The closed carried interest loophole could undermine the Inflation Reduction Act of 2022 since some Democrats seek an exemption for start-ups. As part of the Democrats’ reconciliation bill, the legislation would also impose a 15 percent corporate minimum tax, give Medicare the option to negotiate the price of drugs, strengthen IRS tax enforcement, and close the carried interest loophole. The Inflation Reduction Act is designed to reduce the deficit, enhance Obamacare subsidies, and fund climate change programs. If the Act becomes law or the proposed changes are enacted as they appear on draft, the closure will be effective for tax years beginning after December 31, 2022. If this bill passes, many corporations will seriously evaluate potential sale transactions that may close before the end of 2022.
Private-equity firms benefit from the carried interest loophole by receiving tax-advantaged treatment for their performance pay or carried interest. Most often, the amount is 20 percent of the returns they generate for their investors instead of 37 percent of ordinary income. The Inflation Reduction Act would close the loophole and make carried interest regular income instead of capital gains. The money gained from the loophole closer will fund Obamacare and climate change. Additional tax revenue of $14 billion is expected to be raised by the closure. The bill, however, exempts those making less than $400,000 from the loophole’s closure.
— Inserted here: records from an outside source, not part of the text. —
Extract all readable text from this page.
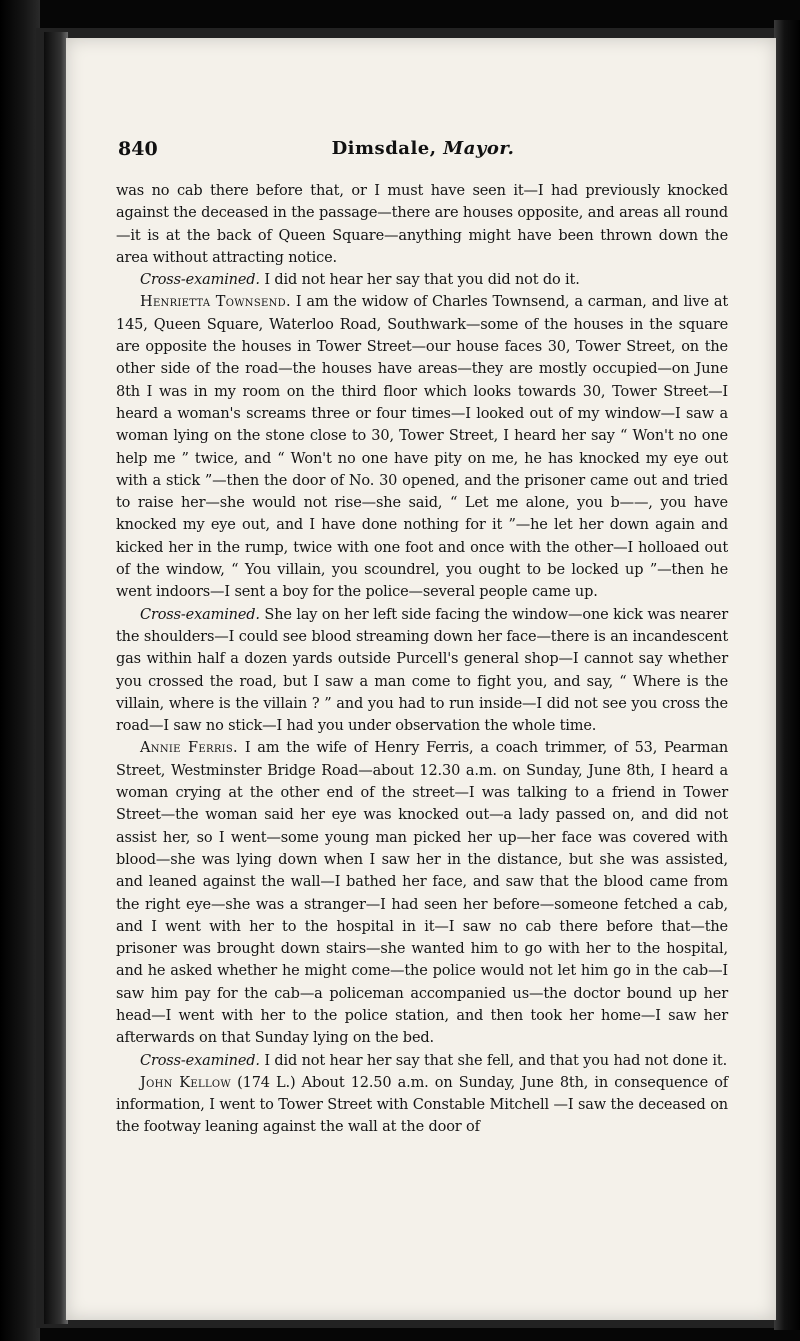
840	Dimsdale, Mayor.

was no cab there before that, or I must have seen it—I had previously knocked against the deceased in the passage—there are houses opposite, and areas all round—it is at the back of Queen Square—anything might have been thrown down the area without attracting notice.

Cross-examined. I did not hear her say that you did not do it.

Henrietta Townsend. I am the widow of Charles Townsend, a carman, and live at 145, Queen Square, Waterloo Road, Southwark—some of the houses in the square are opposite the houses in Tower Street—our house faces 30, Tower Street, on the other side of the road—the houses have areas—they are mostly occupied—on June 8th I was in my room on the third floor which looks towards 30, Tower Street—I heard a woman's screams three or four times—I looked out of my window—I saw a woman lying on the stone close to 30, Tower Street, I heard her say “ Won't no one help me ” twice, and “ Won't no one have pity on me, he has knocked my eye out with a stick ”—then the door of No. 30 opened, and the prisoner came out and tried to raise her—she would not rise—she said, “ Let me alone, you b——, you have knocked my eye out, and I have done nothing for it ”—he let her down again and kicked her in the rump, twice with one foot and once with the other—I holloaed out of the window, “ You villain, you scoundrel, you ought to be locked up ”—then he went indoors—I sent a boy for the police—several people came up.

Cross-examined. She lay on her left side facing the window—one kick was nearer the shoulders—I could see blood streaming down her face—there is an incandescent gas within half a dozen yards outside Purcell's general shop—I cannot say whether you crossed the road, but I saw a man come to fight you, and say, “ Where is the villain, where is the villain ? ” and you had to run inside—I did not see you cross the road—I saw no stick—I had you under observation the whole time.

Annie Ferris. I am the wife of Henry Ferris, a coach trimmer, of 53, Pearman Street, Westminster Bridge Road—about 12.30 a.m. on Sunday, June 8th, I heard a woman crying at the other end of the street—I was talking to a friend in Tower Street—the woman said her eye was knocked out—a lady passed on, and did not assist her, so I went—some young man picked her up—her face was covered with blood—she was lying down when I saw her in the distance, but she was assisted, and leaned against the wall—I bathed her face, and saw that the blood came from the right eye—she was a stranger—I had seen her before—someone fetched a cab, and I went with her to the hospital in it—I saw no cab there before that—the prisoner was brought down stairs—she wanted him to go with her to the hospital, and he asked whether he might come—the police would not let him go in the cab—I saw him pay for the cab—a policeman accompanied us—the doctor bound up her head—I went with her to the police station, and then took her home—I saw her afterwards on that Sunday lying on the bed.

Cross-examined. I did not hear her say that she fell, and that you had not done it.

John Kellow (174 L.) About 12.50 a.m. on Sunday, June 8th, in consequence of information, I went to Tower Street with Constable Mitchell —I saw the deceased on the footway leaning against the wall at the door of
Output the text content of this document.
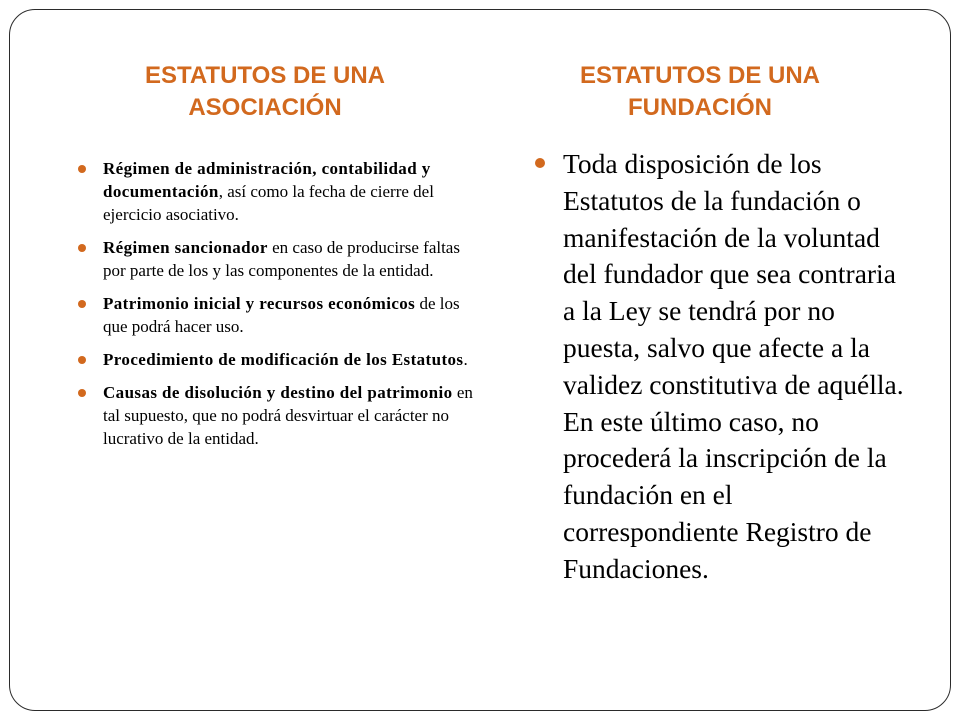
ESTATUTOS DE UNA
ASOCIACIÓN
ESTATUTOS DE UNA
FUNDACIÓN
Régimen de administración, contabilidad y documentación, así como la fecha de cierre del ejercicio asociativo.
Régimen sancionador en caso de producirse faltas por parte de los y las componentes de la entidad.
Patrimonio inicial y recursos económicos de los que podrá hacer uso.
Procedimiento de modificación de los Estatutos.
Causas de disolución y destino del patrimonio en tal supuesto, que no podrá desvirtuar el carácter no lucrativo de la entidad.
Toda disposición de los Estatutos de la fundación o manifestación de la voluntad del fundador que sea contraria a la Ley se tendrá por no puesta, salvo que afecte a la validez constitutiva de aquélla. En este último caso, no procederá la inscripción de la fundación en el correspondiente Registro de Fundaciones.
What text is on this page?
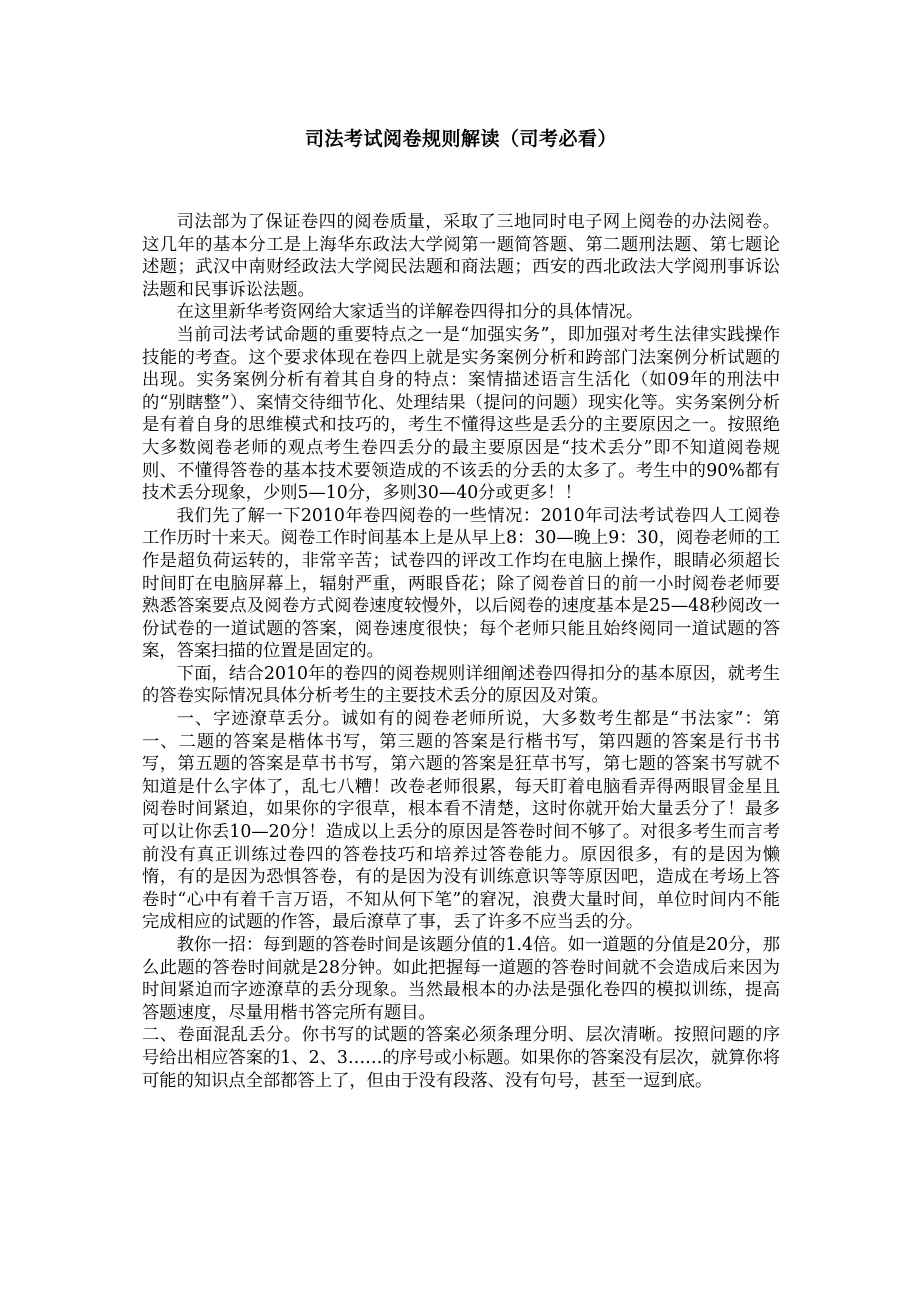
司法考试阅卷规则解读（司考必看）

司法部为了保证卷四的阅卷质量，采取了三地同时电子网上阅卷的办法阅卷。这几年的基本分工是上海华东政法大学阅第一题简答题、第二题刑法题、第七题论述题；武汉中南财经政法大学阅民法题和商法题；西安的西北政法大学阅刑事诉讼法题和民事诉讼法题。

在这里新华考资网给大家适当的详解卷四得扣分的具体情况。

当前司法考试命题的重要特点之一是“加强实务”，即加强对考生法律实践操作技能的考查。这个要求体现在卷四上就是实务案例分析和跨部门法案例分析试题的出现。实务案例分析有着其自身的特点：案情描述语言生活化（如09年的刑法中的“别瞎整”）、案情交待细节化、处理结果（提问的问题）现实化等。实务案例分析是有着自身的思维模式和技巧的，考生不懂得这些是丢分的主要原因之一。按照绝大多数阅卷老师的观点考生卷四丢分的最主要原因是“技术丢分”即不知道阅卷规则、不懂得答卷的基本技术要领造成的不该丢的分丢的太多了。考生中的90%都有技术丢分现象，少则5—10分，多则30—40分或更多！！

我们先了解一下2010年卷四阅卷的一些情况：2010年司法考试卷四人工阅卷工作历时十来天。阅卷工作时间基本上是从早上8：30—晚上9：30，阅卷老师的工作是超负荷运转的，非常辛苦；试卷四的评改工作均在电脑上操作，眼睛必须超长时间盯在电脑屏幕上，辐射严重，两眼昏花；除了阅卷首日的前一小时阅卷老师要熟悉答案要点及阅卷方式阅卷速度较慢外，以后阅卷的速度基本是25—48秒阅改一份试卷的一道试题的答案，阅卷速度很快；每个老师只能且始终阅同一道试题的答案，答案扫描的位置是固定的。

下面，结合2010年的卷四的阅卷规则详细阐述卷四得扣分的基本原因，就考生的答卷实际情况具体分析考生的主要技术丢分的原因及对策。

一、字迹潦草丢分。诚如有的阅卷老师所说，大多数考生都是“书法家”：第一、二题的答案是楷体书写，第三题的答案是行楷书写，第四题的答案是行书书写，第五题的答案是草书书写，第六题的答案是狂草书写，第七题的答案书写就不知道是什么字体了，乱七八糟！改卷老师很累，每天盯着电脑看弄得两眼冒金星且阅卷时间紧迫，如果你的字很草，根本看不清楚，这时你就开始大量丢分了！最多可以让你丢10—20分！造成以上丢分的原因是答卷时间不够了。对很多考生而言考前没有真正训练过卷四的答卷技巧和培养过答卷能力。原因很多，有的是因为懒惰，有的是因为恐惧答卷，有的是因为没有训练意识等等原因吧，造成在考场上答卷时“心中有着千言万语，不知从何下笔”的窘况，浪费大量时间，单位时间内不能完成相应的试题的作答，最后潦草了事，丢了许多不应当丢的分。

教你一招：每到题的答卷时间是该题分值的1.4倍。如一道题的分值是20分，那么此题的答卷时间就是28分钟。如此把握每一道题的答卷时间就不会造成后来因为时间紧迫而字迹潦草的丢分现象。当然最根本的办法是强化卷四的模拟训练，提高答题速度，尽量用楷书答完所有题目。

二、卷面混乱丢分。你书写的试题的答案必须条理分明、层次清晰。按照问题的序号给出相应答案的1、2、3……的序号或小标题。如果你的答案没有层次，就算你将可能的知识点全部都答上了，但由于没有段落、没有句号，甚至一逗到底。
Many Senate Democrats opposed closing the carried interest loophole without exemptions, which may spell problems for the loophole’s closure.
In negotiating the Build Back Better legislation, Sen. Kyrsten Sinema (D-AZ) was not interested in altering the carried interest loophole.
During past tax legislation negotiations, four other Senate Democrats also raised issues with closing the carried interest loophole. Sens. Patty Murray (D-WA), Mark Warner (D-VA), Bob Casey (D-PA), and Jeanne Shaheen (D-NH) warned in 2010 that raising taxes on carried interests would hurt job creation. At a time when America had just recovered from the 2008 financial crisis, Democrats are poised to raise taxes on Americans through this reconciliation package. Senators beseeched Congress to include language in any carried interest provision that maintains capital gains incentives to assist start-ups.
According to the American Investment Council, a lobbying group for the private equity industry, private equity investment goes to small businesses.
According to American Investment Council CEO Drew Maloney, said over 74% of private equity investments were in small businesses last year. With small businesses facing rising costs and our economy facing severe headwinds, it makes no sense for Washington to impose a new tax on private capital that helps local businesses flourish and grow.